I have to keep Maisie shorter and now I've got used to it I much prefer it on her - she has a poodley coat and I can't manage it once it's gone boyond a certain length (about 3cm). I always take her collar off indoors as she mats having it on all the time. I try to clip or scissor her coat 'little and often' to save the need for major, drastic grooms ...she's had a few of those! Maybe the little and often approach would work for Milo too?

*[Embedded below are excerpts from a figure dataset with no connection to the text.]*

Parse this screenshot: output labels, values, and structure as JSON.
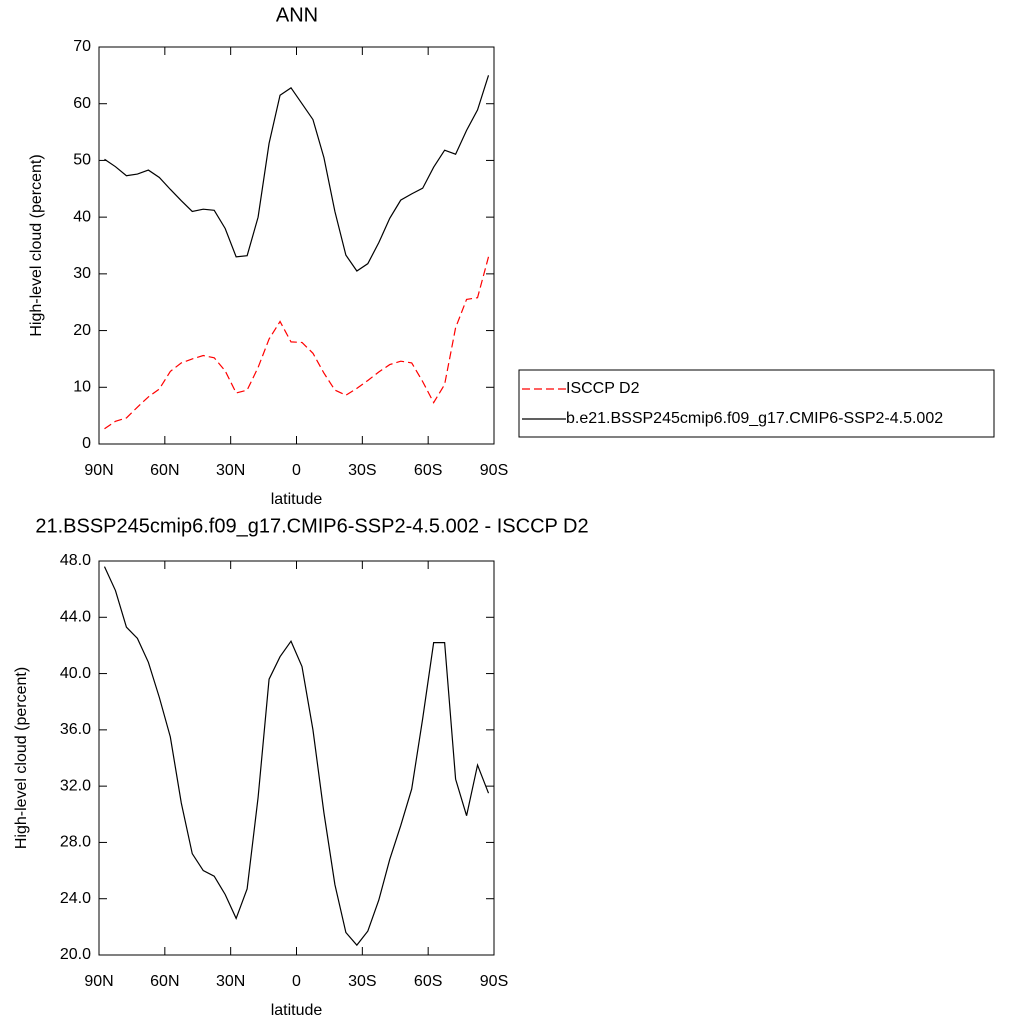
{
  "chart_data": [
    {
      "type": "line",
      "title": "ANN",
      "xlabel": "latitude",
      "ylabel": "High-level cloud (percent)",
      "x": [
        87.5,
        82.5,
        77.5,
        72.5,
        67.5,
        62.5,
        57.5,
        52.5,
        47.5,
        42.5,
        37.5,
        32.5,
        27.5,
        22.5,
        17.5,
        12.5,
        7.5,
        2.5,
        -2.5,
        -7.5,
        -12.5,
        -17.5,
        -22.5,
        -27.5,
        -32.5,
        -37.5,
        -42.5,
        -47.5,
        -52.5,
        -57.5,
        -62.5,
        -67.5,
        -72.5,
        -77.5,
        -82.5,
        -87.5
      ],
      "xlim": [
        90,
        -90
      ],
      "xticks": [
        {
          "value": 90,
          "label": "90N"
        },
        {
          "value": 60,
          "label": "60N"
        },
        {
          "value": 30,
          "label": "30N"
        },
        0,
        {
          "value": -30,
          "label": "30S"
        },
        {
          "value": -60,
          "label": "60S"
        },
        {
          "value": -90,
          "label": "90S"
        }
      ],
      "ylim": [
        0,
        70
      ],
      "yticks": [
        0,
        10,
        20,
        30,
        40,
        50,
        60,
        70
      ],
      "legend_position": "right",
      "series": [
        {
          "name": "ISCCP D2",
          "color": "#ff0000",
          "line_style": "dashed",
          "values": [
            2.7,
            4.0,
            4.6,
            6.5,
            8.3,
            9.7,
            12.8,
            14.3,
            15.0,
            15.6,
            15.2,
            12.9,
            9.0,
            9.5,
            13.5,
            18.5,
            21.6,
            18.0,
            17.9,
            16.0,
            12.5,
            9.5,
            8.6,
            9.8,
            11.2,
            12.7,
            14.0,
            14.6,
            14.3,
            11.0,
            7.3,
            10.5,
            20.5,
            25.5,
            25.8,
            33.0
          ]
        },
        {
          "name": "b.e21.BSSP245cmip6.f09_g17.CMIP6-SSP2-4.5.002",
          "color": "#000000",
          "line_style": "solid",
          "values": [
            50.2,
            48.9,
            47.3,
            47.6,
            48.3,
            47.0,
            44.9,
            42.9,
            41.0,
            41.4,
            41.2,
            38.0,
            33.0,
            33.2,
            40.0,
            53.0,
            61.5,
            62.8,
            60.0,
            57.2,
            50.5,
            41.0,
            33.3,
            30.5,
            31.8,
            35.5,
            39.8,
            43.0,
            44.1,
            45.1,
            48.8,
            51.8,
            51.1,
            55.3,
            58.9,
            65.0
          ]
        }
      ]
    },
    {
      "type": "line",
      "title": "21.BSSP245cmip6.f09_g17.CMIP6-SSP2-4.5.002 - ISCCP D2",
      "xlabel": "latitude",
      "ylabel": "High-level cloud (percent)",
      "x": [
        87.5,
        82.5,
        77.5,
        72.5,
        67.5,
        62.5,
        57.5,
        52.5,
        47.5,
        42.5,
        37.5,
        32.5,
        27.5,
        22.5,
        17.5,
        12.5,
        7.5,
        2.5,
        -2.5,
        -7.5,
        -12.5,
        -17.5,
        -22.5,
        -27.5,
        -32.5,
        -37.5,
        -42.5,
        -47.5,
        -52.5,
        -57.5,
        -62.5,
        -67.5,
        -72.5,
        -77.5,
        -82.5,
        -87.5
      ],
      "xlim": [
        90,
        -90
      ],
      "xticks": [
        {
          "value": 90,
          "label": "90N"
        },
        {
          "value": 60,
          "label": "60N"
        },
        {
          "value": 30,
          "label": "30N"
        },
        0,
        {
          "value": -30,
          "label": "30S"
        },
        {
          "value": -60,
          "label": "60S"
        },
        {
          "value": -90,
          "label": "90S"
        }
      ],
      "ylim": [
        20,
        48
      ],
      "yticks": [
        {
          "value": 20,
          "label": "20.0"
        },
        {
          "value": 24,
          "label": "24.0"
        },
        {
          "value": 28,
          "label": "28.0"
        },
        {
          "value": 32,
          "label": "32.0"
        },
        {
          "value": 36,
          "label": "36.0"
        },
        {
          "value": 40,
          "label": "40.0"
        },
        {
          "value": 44,
          "label": "44.0"
        },
        {
          "value": 48,
          "label": "48.0"
        }
      ],
      "series": [
        {
          "color": "#000000",
          "line_style": "solid",
          "values": [
            47.6,
            45.9,
            43.3,
            42.5,
            40.8,
            38.3,
            35.5,
            30.8,
            27.2,
            26.0,
            25.6,
            24.3,
            22.6,
            24.7,
            31.2,
            39.6,
            41.2,
            42.3,
            40.5,
            36.0,
            30.1,
            25.0,
            21.6,
            20.7,
            21.7,
            23.9,
            26.8,
            29.2,
            31.8,
            36.8,
            42.2,
            42.2,
            32.5,
            29.9,
            33.5,
            31.5
          ]
        }
      ]
    }
  ]
}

Bess is different, just loose waves, and is a doddle in comparison. x


----------



## colpa110

Personally I think a curly coat will get even more curly in time / with more cuts whatever you use...Betty certainly has ( soooo poodley when short) Ted on the other hand is still pretty straight coated despite being clippered


----------



## DB1

Where I have trimmed the hair on Dudley's head it now has the crimped look, on his neck where the collar has rubbed some of his coat down it is quite curly, On his body it is wavy - I think I could trim it to half its length and it would stay similar but it will grow again and i'm thinking it would probably get curlier if I cut it back a second time - I expect with some length it may have the crimped look, I remember seeing a small labradoodle last summer that almost looked like it had long dreadlocks all over!
(actually under the top coat Dudley's back legs are like that).


----------



## MillieDog

I try and keep Millie's coat longish and use clippers every couple of months. Her fur hasn't changed much over time, its still shaggy bordering on fluffy, except for the black patch on her back, thats always been more curly and still is.


----------



## JoJo

Seems to be more about the coat texture, rather than what is used to cut it  

Need to see Milo photos ... No more matts is brill Val, his coat will grow back and best of all he will be comfortable. 

Can you imagine how a tight matt feels against a dogs skin? I am just so pleased when I comb one out


----------



## Kipling krazy

Alfie started with a scissor cut when younger but has also been clipped. A general all over cut every 8 weeks 'ish'. Not too shaved. Haven't noticed much difference. Always soft, silky and sweet smelling when he returns!


----------